Mitosis makes two genetically identical daughter cells with the same chromosome number, for growth and repair. Meiosis makes four genetically different haploid cells (gametes) with half the chromosome number. The halving and the variation both come from meiosis I: homologous chromosomes pair, cross over (prophase I) and assort independently (metaphase I), then separate. Meiosis II simply separates sister chromatids, like a mitosis without prior DNA replication.

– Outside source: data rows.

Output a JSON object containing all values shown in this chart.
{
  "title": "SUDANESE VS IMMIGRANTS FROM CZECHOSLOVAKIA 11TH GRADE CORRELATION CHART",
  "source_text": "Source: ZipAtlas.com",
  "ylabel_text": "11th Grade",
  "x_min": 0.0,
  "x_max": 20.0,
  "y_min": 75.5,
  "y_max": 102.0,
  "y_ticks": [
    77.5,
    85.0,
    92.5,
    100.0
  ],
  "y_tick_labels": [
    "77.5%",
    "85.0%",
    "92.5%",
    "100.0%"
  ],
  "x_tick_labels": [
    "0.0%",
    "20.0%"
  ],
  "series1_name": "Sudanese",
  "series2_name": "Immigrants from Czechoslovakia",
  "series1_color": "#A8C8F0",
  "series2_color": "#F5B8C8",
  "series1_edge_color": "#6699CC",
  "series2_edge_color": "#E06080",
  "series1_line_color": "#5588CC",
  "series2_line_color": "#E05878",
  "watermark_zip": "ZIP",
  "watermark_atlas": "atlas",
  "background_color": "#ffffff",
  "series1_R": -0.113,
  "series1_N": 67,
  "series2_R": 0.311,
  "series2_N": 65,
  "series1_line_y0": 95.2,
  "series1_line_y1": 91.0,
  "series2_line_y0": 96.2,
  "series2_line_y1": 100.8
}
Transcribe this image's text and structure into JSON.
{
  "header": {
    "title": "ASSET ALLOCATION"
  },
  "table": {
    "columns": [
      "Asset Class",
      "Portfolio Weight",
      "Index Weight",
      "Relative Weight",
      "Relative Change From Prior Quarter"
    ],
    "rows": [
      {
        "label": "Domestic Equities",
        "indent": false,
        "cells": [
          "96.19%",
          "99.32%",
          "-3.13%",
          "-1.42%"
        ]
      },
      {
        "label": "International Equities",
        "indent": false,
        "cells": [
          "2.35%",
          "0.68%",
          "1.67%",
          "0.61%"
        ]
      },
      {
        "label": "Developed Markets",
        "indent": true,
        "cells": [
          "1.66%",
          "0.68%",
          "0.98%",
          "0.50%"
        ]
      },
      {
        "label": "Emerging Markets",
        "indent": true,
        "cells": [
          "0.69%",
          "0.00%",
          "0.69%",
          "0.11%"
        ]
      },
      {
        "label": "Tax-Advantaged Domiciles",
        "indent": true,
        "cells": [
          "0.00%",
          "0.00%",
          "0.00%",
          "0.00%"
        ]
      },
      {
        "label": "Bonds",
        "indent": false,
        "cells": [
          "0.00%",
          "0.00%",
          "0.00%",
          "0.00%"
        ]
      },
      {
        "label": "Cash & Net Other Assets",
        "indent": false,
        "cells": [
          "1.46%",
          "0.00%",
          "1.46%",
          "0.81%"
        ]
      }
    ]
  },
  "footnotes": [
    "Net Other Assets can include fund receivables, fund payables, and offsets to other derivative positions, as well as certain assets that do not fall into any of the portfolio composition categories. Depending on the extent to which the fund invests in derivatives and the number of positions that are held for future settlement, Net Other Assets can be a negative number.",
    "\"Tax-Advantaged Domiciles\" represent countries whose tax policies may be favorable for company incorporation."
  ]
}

How do mutations cause cancer?
Through two gene classes acting in opposite directions. A proto-oncogene normally promotes proliferation; a mutation that over-activates it (an oncogene) is like jamming the accelerator. A tumour-suppressor gene normally restrains the cell cycle; a loss-of-function mutation removes the brakes. Cancer generally requires several such mutations accumulating (for example the colon-cancer sequence APC → Ras → p53), which is why it is more common with age and carcinogen exposure.
Can AI help me with gene expression and cell division in BIOSCI 107?
Yes, for study. Sia can decode a practice codon-table problem with you, drill the mitosis-vs-meiosis outcomes, and quiz you on checkpoints and mutation types. Use it to prepare for the mid-semester test — it does not sit the test for you, and the test is an AI-free lane under the course's academic-integrity policy. Confirm the rules on Canvas.
Exam move
Split this chapter into two skills. First, the information flow: be able to draw transcription → RNA processing (cap, tail, splice, in that order) → translation, remembering the directionality traps (mRNA read 5′→3′, protein built N→C, RNA uses uracil). Practise the codon-table decode as a procedure — transcribe, translate, compare, classify — so the recurring test item is routine. Second, the division block: build a two-column mitosis-vs-meiosis table (ploidy, number of divisions, where homologues vs sister chromatids separate, source of variation), and memorise the three checkpoints and MPF (cyclin + Cdk). For cancer, learn the accelerator/brakes framing (proto-oncogene vs tumour-suppressor) and the mutation types (silent/missense/nonsense/frameshift). This is test-only material (Topics 1–3); drill it before the mid-semester test and confirm the Teleform format on Canvas.